Complications are not "normal" but do happen. Patients need to be informed about them so they are not surprised if they experience one (or more). They include:
- Infection. I favor the open technique for laser resurfacing because this allows the face to be washed frequently and reduces the likelihood of bacterial colonization, which could give rise to infection. Some patients do not cleanse adequately after laser resurfacing. They are tentative and worry that maybe they will scrub too hard and it can be painful during the first few days. Close follow-up is important to be sure that patients are cleaning properly. We typically see our patients a day or two after laser resurfacing to make sure that the patient is cleansing the face properly. We often prescribe antibiotics and Valtrex® to help prevent bacterial or viral infection. If the patient focuses on cleansing and takes antibiotics, the likelihood of infection is very small. The face has an excellent blood supply and will resist infection unless colonization is allowed to develop. If an infection does develop, it will likely respond to frequent cleansing and antibiotics as well.
- Hyperpigmentation. Laser resurfacing can cause the pigment cells in the deep layer of the skin (melanocytes) to produce extra melanin which causes darkening of the skin. Hyperpigmentation is more common in patients with naturally darker skin types and is also much more likely to occur in the presence of ultraviolet light. Because the pigment cells are sensitized to UV light, it is very important to protect the skin from ultraviolet light after laser resurfacing. Sources of UV light include natural sun exposure and tanning beds. Our patients are regularly reminded after surgery to protect their skin and regard the sun as "the enemy." For several months after laser resurfacing, and at all times when the skin is still red, patients must protect their skin from UV light. Typically, I recommend at least six months of caution and use of sunblock after laser resurfacing.

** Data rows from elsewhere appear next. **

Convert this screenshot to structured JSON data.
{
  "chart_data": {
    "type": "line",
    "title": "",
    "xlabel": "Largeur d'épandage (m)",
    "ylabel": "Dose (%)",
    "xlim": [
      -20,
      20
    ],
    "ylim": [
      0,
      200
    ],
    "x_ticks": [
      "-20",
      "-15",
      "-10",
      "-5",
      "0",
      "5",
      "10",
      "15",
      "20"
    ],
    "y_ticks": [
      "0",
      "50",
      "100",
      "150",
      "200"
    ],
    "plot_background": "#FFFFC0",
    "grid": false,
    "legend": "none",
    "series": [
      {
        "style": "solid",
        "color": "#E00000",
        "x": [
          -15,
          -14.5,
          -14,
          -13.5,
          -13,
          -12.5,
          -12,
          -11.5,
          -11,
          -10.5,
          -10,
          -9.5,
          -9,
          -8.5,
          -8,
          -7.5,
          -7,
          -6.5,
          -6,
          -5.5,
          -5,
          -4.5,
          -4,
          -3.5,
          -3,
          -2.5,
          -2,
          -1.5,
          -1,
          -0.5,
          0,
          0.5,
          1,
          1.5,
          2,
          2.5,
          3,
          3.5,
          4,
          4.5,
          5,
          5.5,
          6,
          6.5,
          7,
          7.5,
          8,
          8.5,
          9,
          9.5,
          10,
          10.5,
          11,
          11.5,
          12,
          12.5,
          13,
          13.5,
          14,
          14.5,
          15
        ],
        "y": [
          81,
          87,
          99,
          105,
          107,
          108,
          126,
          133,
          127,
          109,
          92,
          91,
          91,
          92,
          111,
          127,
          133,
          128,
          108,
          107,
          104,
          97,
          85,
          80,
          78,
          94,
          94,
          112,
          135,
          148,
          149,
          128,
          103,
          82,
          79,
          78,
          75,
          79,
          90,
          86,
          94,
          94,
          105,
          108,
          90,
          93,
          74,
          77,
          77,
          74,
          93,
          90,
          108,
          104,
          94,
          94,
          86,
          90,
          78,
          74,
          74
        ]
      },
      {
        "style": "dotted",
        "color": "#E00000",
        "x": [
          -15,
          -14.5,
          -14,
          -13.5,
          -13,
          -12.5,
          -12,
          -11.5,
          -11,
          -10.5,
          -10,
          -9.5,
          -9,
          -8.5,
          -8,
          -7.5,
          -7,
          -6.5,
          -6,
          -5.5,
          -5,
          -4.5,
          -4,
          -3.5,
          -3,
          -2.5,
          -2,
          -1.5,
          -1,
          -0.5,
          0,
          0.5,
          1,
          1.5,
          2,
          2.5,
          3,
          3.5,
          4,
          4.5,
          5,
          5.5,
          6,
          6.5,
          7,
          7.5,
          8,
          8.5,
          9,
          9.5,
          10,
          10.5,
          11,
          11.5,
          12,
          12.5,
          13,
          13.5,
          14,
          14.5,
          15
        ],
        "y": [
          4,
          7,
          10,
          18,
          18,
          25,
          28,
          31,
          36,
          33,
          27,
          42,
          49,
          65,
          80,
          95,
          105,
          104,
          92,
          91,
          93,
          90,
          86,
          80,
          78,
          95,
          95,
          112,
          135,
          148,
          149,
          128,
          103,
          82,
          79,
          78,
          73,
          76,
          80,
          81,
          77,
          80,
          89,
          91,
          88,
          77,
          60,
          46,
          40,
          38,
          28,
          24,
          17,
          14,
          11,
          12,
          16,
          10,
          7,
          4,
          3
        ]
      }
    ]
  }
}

The most important treatment for hyperpigmentation is avoidance of ultraviolet exposure. If it occurs, a bleaching lotion (hydroquinone 4%) may be prescribed to reduce the output of melanin by the pigment cells. But, no amount of bleaching cream can overcome the effects of the sun if the skin is unprotected. The bleaching cream is applied in the evening to the darker areas, avoiding the lighter skin. The significance of ultraviolet exposure is one reason laser resurfacing is popular in the winter months.
For patients with darker skin types, I recommend laser treatment be avoided during the summer months.
M.C. (Age 48) - Assembler
Description: CO2 laser resurfacing of lower lids, upper and lower blepharoplasties.
Comments: This Hispanic patient developed hyperpigmentation after laser resurfacing of the lower eyelids and surrounding skin. The CO2 laser was used to obtain maximum treatment of her conspicuous dark circles. After she started using sunblock scrupulously and applying a bleaching cream (hydroquinone, 4 %), the hyperpigmentation resolved. While treatable, this complication is better avoided.
- Milia (Whiteheads) can develop after laser resurfacing. This may be related to the use of petroleum-based ointments such as Vaseline® to lubricate the skin after laser resurfacing. The openings of the sweat glands can be blocked and sebum (protein fluid) gets backed up in the glands. Once the skin is healed, this ointment may be discontinued and a moisturizer can be used instead, preferably one that is not too greasy. For patients prone to whiteheads, "noncomedogenic" moisturizers are best. Whiteheads may be disrupted by vigorous scrubbing. It is not unusual for me to pluck these whiteheads at the time of follow-up appointments during the few months after laser resurfacing.
- Hypopigmentation (lightening of the skin) is occurs when laser resurfacing interferes with the function of the pigment cells in the deep layers of the skin. As a result, less melanin is produced which causes lightening of the skin. Patients with brown spots or unwanted darkening of the skin may find hypopigmentation advantageous and actually a benefit rather than a complication. It can also be helpful in the treatment of dark circles (See Patient Photographs). However, hypopigmentation can also be a problem because of the demarcation of treated and untreated skin which can be obvious and unattractive, particularly along the jawline, which is why we are cautious about using the CO2 laser in this area.